Particular emphasis is given to efficient retraction operators and vector transport mechanisms designed to facilitate these algorithms. The authors note that the choice of appropriate geometric tools is critical for enhancing the performance of optimization routines on manifolds.

Theoretical Underpinnings and Future Directions

The paper includes a rigorous exploration of the optimality conditions for manifold problems, drawing parallels to traditional Euclidean optimization while acknowledging the unique aspects of the manifold context. Potential directions like leveraging geodesic convexity, addressing the non-uniqueness of solutions, and extending manifold optimizations to non-smooth and stochastic settings are highlighted. These fields promise a fertile ground for advancing manifold optimization concepts, especially as new applications emerge.

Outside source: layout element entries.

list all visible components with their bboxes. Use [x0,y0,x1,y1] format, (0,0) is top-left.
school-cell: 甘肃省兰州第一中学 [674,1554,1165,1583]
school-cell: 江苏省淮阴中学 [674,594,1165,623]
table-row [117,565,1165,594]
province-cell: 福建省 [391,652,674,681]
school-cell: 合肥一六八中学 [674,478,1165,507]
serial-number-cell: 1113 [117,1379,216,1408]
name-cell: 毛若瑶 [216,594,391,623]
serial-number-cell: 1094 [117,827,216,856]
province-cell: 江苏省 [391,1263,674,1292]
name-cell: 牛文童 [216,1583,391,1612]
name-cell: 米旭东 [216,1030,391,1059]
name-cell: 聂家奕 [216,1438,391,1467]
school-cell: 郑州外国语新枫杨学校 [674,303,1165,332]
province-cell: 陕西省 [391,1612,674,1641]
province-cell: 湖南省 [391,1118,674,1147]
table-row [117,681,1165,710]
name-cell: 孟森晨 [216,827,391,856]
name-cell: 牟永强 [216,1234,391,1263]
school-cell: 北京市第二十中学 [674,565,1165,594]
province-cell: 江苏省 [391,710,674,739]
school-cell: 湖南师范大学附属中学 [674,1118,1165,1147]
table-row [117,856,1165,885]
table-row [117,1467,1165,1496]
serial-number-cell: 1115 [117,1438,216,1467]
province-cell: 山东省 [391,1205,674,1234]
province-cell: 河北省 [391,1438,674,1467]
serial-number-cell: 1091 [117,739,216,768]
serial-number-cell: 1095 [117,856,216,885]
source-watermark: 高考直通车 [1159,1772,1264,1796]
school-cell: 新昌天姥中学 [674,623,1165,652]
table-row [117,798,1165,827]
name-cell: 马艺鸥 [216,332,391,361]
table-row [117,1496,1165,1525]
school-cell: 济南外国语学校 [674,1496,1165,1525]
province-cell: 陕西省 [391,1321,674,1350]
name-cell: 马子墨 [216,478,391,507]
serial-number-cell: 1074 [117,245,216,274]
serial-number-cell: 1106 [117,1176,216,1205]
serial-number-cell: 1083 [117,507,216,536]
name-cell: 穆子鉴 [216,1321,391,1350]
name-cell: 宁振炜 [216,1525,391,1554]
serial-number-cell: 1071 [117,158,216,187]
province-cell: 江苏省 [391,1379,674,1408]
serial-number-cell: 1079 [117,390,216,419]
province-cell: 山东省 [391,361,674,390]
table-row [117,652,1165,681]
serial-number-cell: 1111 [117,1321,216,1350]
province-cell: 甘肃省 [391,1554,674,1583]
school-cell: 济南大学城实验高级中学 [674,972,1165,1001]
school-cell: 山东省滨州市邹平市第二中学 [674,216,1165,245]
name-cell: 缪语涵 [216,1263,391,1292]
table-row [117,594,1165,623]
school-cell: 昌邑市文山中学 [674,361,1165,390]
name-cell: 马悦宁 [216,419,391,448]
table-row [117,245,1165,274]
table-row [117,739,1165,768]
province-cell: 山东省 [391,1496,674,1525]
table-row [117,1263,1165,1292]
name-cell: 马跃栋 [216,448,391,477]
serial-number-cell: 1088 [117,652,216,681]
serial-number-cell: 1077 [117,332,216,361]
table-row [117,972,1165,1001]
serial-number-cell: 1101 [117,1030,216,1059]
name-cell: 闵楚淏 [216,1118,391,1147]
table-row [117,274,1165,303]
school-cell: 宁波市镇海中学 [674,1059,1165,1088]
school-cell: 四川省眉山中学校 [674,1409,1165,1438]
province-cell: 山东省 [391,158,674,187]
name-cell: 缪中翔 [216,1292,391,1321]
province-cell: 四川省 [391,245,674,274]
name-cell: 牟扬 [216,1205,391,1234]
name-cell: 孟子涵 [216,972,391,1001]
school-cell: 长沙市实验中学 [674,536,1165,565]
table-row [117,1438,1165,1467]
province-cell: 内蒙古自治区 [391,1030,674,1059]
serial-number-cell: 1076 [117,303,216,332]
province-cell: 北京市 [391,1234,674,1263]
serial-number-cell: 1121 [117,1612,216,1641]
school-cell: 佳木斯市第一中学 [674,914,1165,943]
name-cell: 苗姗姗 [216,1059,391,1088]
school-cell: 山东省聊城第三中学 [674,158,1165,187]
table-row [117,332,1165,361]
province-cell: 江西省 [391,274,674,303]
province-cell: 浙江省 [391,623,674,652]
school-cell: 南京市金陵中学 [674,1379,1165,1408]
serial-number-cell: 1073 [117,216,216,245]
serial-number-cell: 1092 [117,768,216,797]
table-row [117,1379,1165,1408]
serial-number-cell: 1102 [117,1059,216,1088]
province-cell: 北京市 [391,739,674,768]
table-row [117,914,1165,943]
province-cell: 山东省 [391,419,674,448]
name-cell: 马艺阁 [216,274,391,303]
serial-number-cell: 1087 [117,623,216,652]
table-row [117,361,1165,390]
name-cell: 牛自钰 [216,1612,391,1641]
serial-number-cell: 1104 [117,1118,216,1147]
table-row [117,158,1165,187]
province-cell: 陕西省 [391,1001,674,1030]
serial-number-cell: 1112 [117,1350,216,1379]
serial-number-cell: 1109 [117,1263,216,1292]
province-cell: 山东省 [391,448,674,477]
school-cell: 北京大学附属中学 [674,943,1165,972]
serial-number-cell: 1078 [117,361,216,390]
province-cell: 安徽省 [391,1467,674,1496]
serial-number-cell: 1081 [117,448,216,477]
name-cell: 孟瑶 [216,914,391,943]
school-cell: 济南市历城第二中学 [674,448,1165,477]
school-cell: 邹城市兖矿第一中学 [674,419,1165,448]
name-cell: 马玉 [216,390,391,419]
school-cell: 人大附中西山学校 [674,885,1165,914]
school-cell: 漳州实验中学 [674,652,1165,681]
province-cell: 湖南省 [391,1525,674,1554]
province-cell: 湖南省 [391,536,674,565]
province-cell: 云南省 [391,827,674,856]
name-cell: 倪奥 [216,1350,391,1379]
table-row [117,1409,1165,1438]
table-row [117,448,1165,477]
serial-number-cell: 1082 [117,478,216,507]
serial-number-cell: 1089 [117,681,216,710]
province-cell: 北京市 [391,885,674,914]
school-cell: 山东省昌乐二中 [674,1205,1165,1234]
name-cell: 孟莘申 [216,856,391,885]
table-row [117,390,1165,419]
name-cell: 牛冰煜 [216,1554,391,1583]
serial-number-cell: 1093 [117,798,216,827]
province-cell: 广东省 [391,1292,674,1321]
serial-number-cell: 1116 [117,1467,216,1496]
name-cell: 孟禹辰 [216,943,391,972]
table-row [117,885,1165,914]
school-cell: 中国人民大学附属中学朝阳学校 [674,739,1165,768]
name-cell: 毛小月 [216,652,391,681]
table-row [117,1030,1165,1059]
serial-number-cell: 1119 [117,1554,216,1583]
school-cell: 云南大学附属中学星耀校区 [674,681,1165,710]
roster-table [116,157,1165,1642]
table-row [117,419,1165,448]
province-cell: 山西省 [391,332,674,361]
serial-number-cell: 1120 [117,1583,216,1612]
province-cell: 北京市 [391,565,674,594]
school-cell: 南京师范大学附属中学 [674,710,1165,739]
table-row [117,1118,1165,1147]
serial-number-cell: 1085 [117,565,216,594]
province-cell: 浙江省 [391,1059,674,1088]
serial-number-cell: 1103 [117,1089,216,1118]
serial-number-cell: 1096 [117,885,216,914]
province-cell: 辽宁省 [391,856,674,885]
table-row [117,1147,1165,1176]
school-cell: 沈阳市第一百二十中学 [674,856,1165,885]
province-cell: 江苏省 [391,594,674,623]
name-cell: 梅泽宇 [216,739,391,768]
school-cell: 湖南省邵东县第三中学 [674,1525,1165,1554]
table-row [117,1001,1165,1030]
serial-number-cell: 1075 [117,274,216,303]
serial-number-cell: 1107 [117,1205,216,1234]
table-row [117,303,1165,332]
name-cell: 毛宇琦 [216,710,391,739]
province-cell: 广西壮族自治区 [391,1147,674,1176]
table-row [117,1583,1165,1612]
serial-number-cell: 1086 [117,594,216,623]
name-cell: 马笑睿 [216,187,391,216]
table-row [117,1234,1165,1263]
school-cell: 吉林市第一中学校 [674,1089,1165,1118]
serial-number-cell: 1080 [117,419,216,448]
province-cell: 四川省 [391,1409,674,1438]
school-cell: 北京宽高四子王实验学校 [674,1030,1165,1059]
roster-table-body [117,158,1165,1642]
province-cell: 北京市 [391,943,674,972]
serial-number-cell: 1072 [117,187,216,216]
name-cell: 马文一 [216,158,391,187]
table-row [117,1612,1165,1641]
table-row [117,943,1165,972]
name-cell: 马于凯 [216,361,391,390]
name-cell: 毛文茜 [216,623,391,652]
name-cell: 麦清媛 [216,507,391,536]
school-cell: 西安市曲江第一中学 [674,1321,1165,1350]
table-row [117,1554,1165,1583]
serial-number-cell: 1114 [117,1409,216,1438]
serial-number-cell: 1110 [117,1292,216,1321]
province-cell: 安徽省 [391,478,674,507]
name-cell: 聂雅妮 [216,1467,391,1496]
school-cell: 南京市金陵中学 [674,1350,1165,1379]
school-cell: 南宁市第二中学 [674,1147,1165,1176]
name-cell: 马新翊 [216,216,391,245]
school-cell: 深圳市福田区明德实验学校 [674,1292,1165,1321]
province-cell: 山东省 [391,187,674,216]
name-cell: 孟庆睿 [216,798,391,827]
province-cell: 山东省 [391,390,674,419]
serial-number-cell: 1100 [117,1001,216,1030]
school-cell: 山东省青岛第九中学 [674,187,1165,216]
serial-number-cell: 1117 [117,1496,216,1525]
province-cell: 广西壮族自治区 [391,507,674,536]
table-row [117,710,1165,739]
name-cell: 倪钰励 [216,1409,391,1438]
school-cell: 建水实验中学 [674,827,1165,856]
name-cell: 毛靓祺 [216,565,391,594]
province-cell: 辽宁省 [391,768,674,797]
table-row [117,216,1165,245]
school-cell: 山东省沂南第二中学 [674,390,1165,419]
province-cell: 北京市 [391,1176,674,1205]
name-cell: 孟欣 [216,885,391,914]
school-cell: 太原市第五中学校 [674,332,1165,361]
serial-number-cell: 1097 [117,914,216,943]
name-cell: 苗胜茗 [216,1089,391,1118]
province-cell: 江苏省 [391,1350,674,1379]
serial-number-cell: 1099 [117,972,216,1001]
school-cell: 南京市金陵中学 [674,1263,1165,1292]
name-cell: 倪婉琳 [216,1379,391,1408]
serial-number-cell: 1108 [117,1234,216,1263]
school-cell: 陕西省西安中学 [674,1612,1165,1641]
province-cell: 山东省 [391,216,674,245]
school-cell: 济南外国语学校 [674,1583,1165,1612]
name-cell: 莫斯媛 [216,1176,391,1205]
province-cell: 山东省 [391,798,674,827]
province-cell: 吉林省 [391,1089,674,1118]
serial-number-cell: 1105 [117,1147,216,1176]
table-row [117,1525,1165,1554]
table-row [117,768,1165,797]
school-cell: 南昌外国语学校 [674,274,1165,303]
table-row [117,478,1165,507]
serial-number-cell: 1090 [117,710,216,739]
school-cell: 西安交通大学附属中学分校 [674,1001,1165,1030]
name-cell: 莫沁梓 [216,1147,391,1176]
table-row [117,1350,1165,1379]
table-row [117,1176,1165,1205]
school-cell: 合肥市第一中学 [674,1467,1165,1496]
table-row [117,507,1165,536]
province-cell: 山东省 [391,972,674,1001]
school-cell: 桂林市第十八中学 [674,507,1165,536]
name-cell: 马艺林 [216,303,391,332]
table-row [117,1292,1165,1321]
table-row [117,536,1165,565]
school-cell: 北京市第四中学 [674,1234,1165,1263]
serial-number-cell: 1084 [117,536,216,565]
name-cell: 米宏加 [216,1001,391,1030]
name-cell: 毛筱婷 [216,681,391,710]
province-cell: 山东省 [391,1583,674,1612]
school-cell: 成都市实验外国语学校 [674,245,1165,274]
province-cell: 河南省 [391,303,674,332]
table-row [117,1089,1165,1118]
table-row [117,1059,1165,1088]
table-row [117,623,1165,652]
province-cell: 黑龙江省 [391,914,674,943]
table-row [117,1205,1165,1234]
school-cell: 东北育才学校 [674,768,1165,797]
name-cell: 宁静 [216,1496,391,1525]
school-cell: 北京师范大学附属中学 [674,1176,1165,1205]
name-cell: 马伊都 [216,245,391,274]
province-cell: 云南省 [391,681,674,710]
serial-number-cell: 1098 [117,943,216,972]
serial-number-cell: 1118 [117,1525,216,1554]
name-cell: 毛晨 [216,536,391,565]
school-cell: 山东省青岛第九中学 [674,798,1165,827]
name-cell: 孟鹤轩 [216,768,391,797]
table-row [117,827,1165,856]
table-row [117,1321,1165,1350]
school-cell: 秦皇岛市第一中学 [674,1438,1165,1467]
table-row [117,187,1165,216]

In conclusion, this paper underscores manifold optimization's significant role across various scientific and engineering disciplines. The detailed exposition of mathematical foundations, application strategies, algorithms, and theoretical considerations provides a valuable resource for experts aiming to utilize or advance manifold optimization techniques in their respective fields. The integration of manifold structures with problem-specific characteristics remains an open and exciting avenue for future research in this expansive domain.